"Kami sudah bertemu dengan mereka tapi hanya sebentar, kami belum sempat menanyakan motivasi mereka mengibarkan bendera Bintang Kejora," kata Tigor.
"Upaya kami mendampingi mereka sangat dihambat, biasanya kita bisa duduk di sebelah klien jadi bisa dengar langsung apa yang ditanyakan polisi dan jawaban tersangka, tapi kami kemarin hanya bisa melihat saja. Itupun hanya kepada 2 orang yang sudah ditahan, yang 6 lagi tidak bisa kami damping." Tutur Tigor.
Mewakili tim advokasi Papua, Tigor berharap pihaknya bisa memperoleh akses seluas-luasnya dalam memberikan pendampingan.
Unjuk rasa dilarang di Papua
Untuk memastikan situasi di tanah Papua benar-benar aman dan kondusif, Kapolri dan Panglima TNI direncanakan akan berkantor di Papua selama setidaknya sepekan mendatang.

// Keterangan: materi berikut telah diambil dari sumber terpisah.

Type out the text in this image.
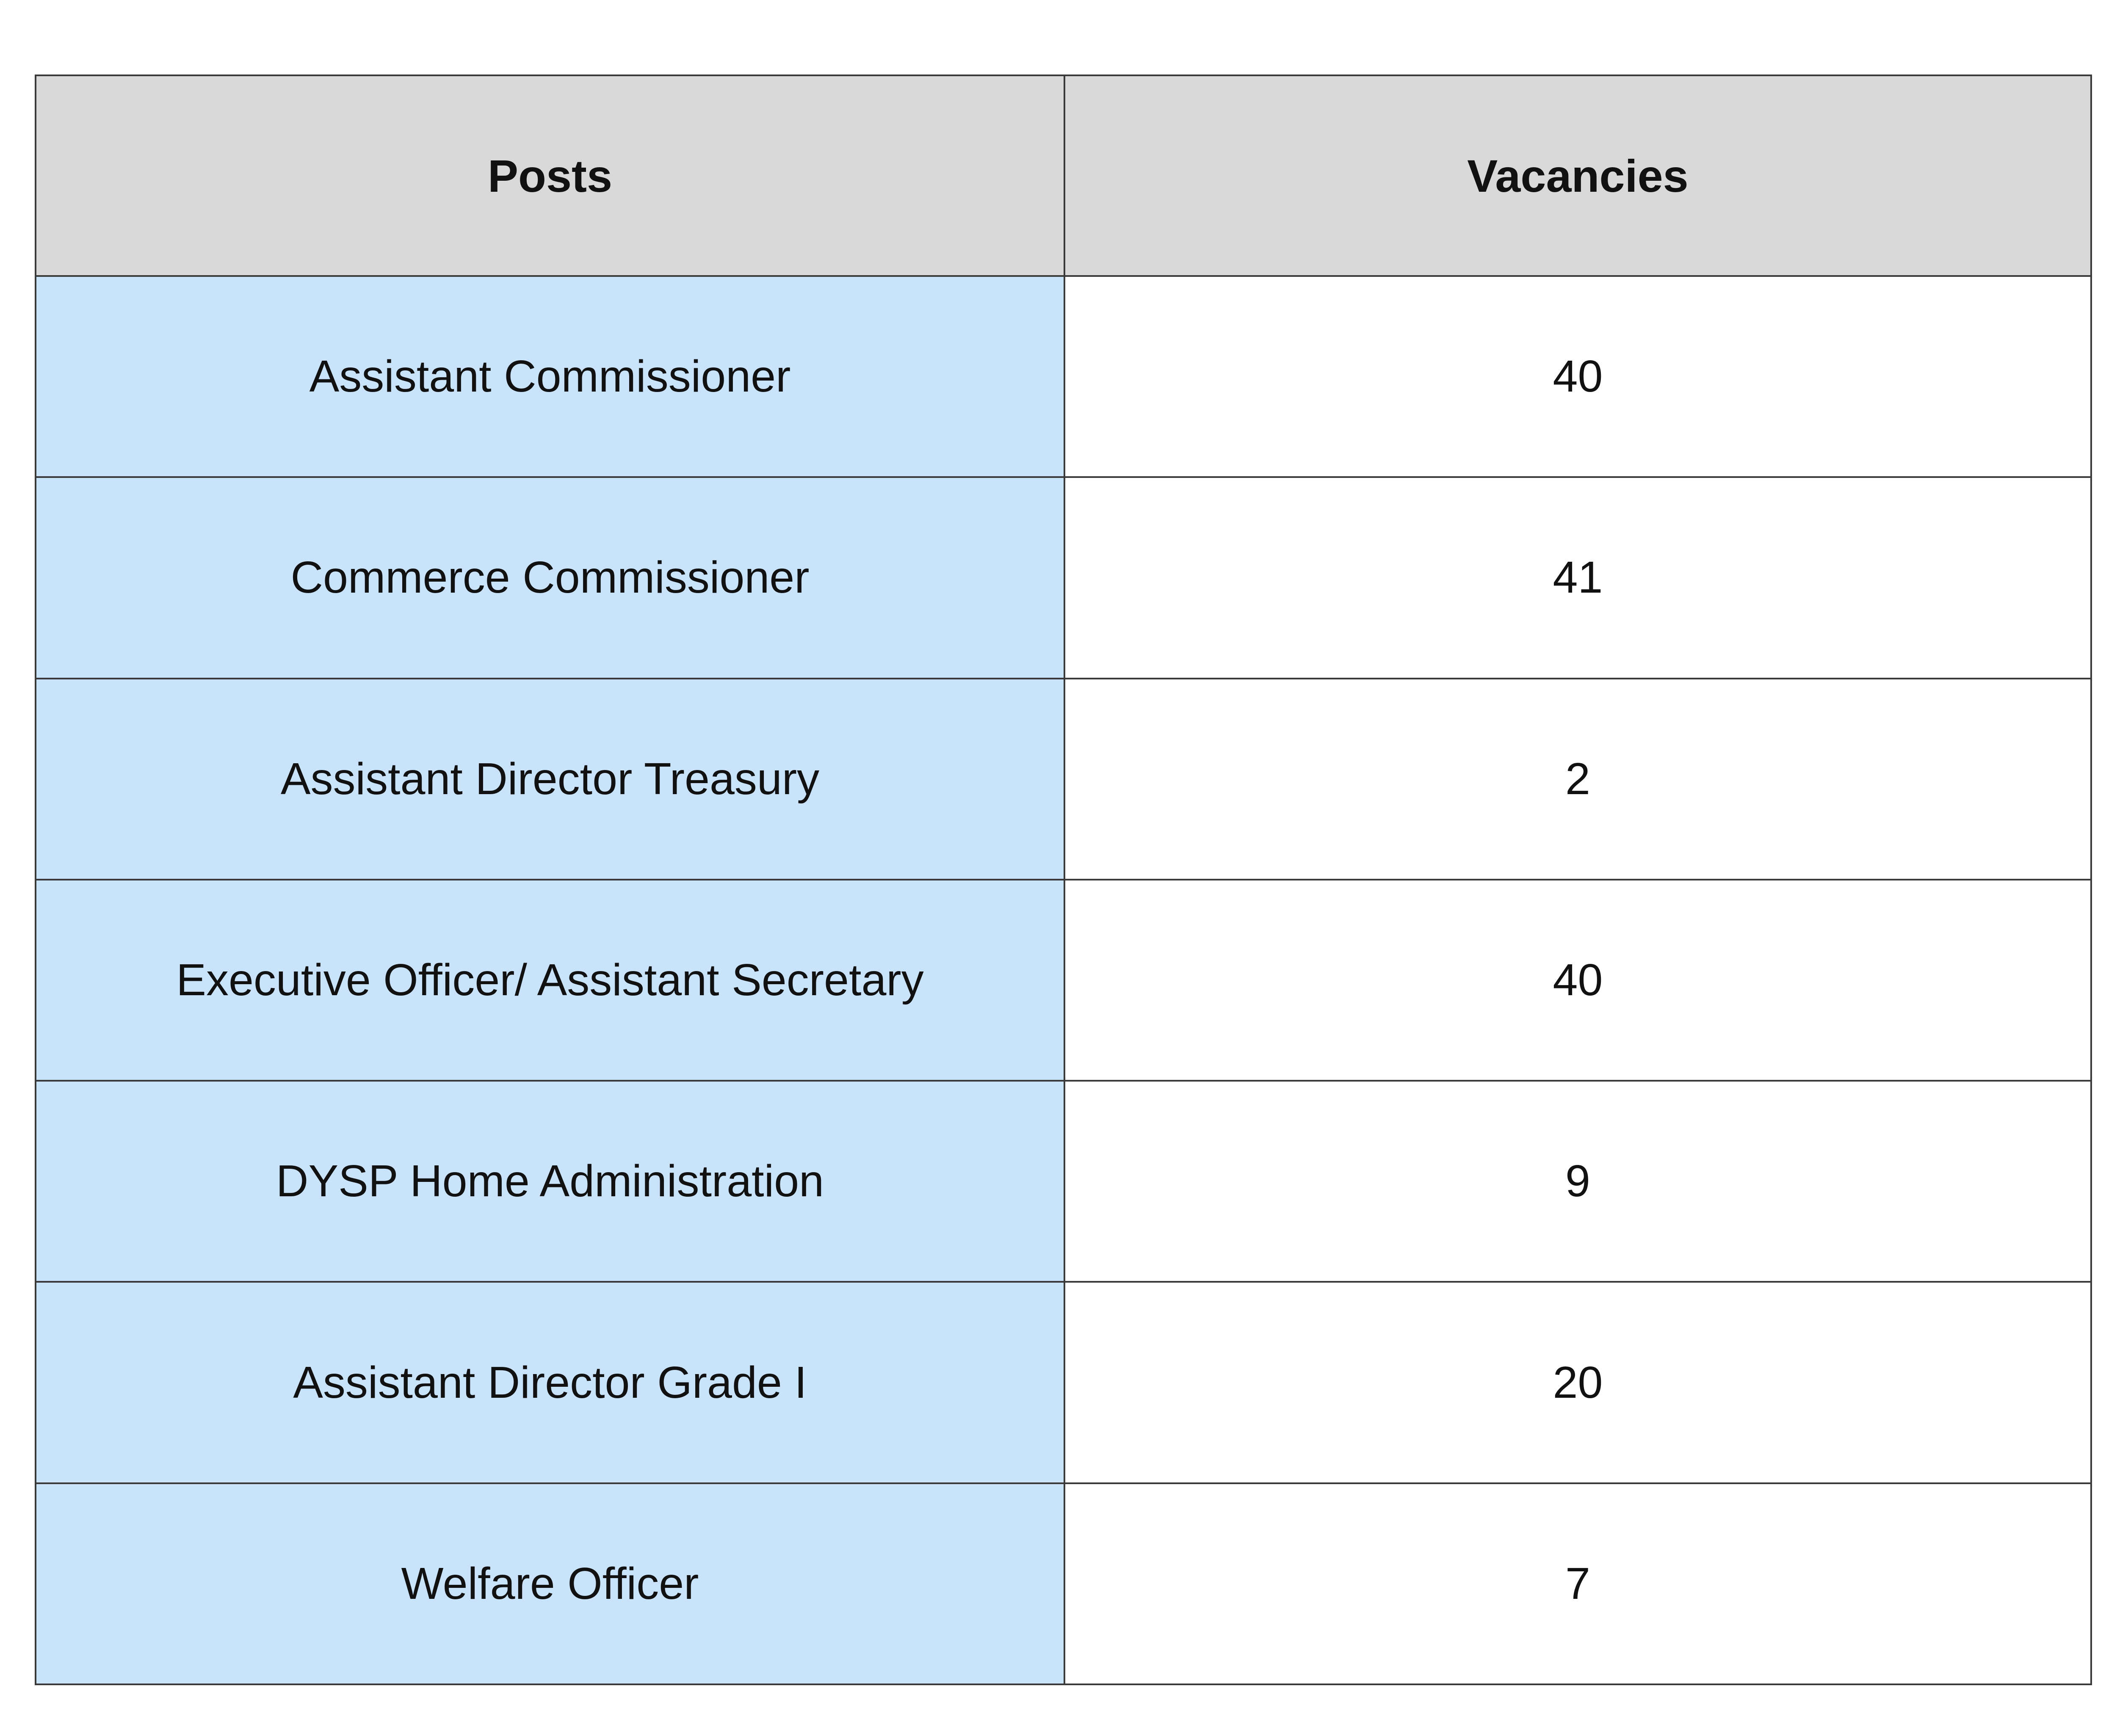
Posts	Vacancies
Assistant Commissioner	40
Commerce Commissioner	41
Assistant Director Treasury	2
Executive Officer/ Assistant Secretary	40
DYSP Home Administration	9
Assistant Director Grade I	20
Welfare Officer	7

Langkah lain yang dilakukan Kapolri untuk menjaga situasi tetap kondusif oleh kepolisian adalah dengan m menerbitkan larangan melakukan aksi unjuk rasa di Papua dan Papua Barat.
"Saya sudah perintahkan kepada Kapolda Papua dan Papua Barat untuk mengeluarkan maklumat untuk melakukan larangan demonstrasi atau unjuk rasa yang potensial anarkis," kata Tito Polda Metro Jaya, Jakarta Selatan, Minggu (1/9/2019).
Menurut Tito, polisi sudah memberikan polisi telah memberi kesempatan kepada masyarakat Papua untuk menggelar aksi unjuk rasa dan menyampaikan pendapat sesuai Undang-Undang Nomor 9 tahun 1998.
"Pengalaman dari Manokwari dan Jayapura kemarin,kita niatnya baik untuk memberi kesempatan menyampaikan pendapat, tapi kenyataannya menjadi anarkis, menjadi rusuh, ada korban serta kerusakan," kata Tito.
Seperti diketahui kerusuhan yang melanda kota Jayapura dan sekitarnya pada Kamis (29/8/2019) juga diawali dengan aksi unjuk rasa ribuan warga yang memprotes tindakan rasisme terhadap mahasiswa Papua di Surabaya.
Aksi unjuk rasa ini berujung anarkistis. Massa membakar ruko, perkantoran pemerintah, kendaraan roda dua dan roda empat, serta merusak fasilitas lainnya.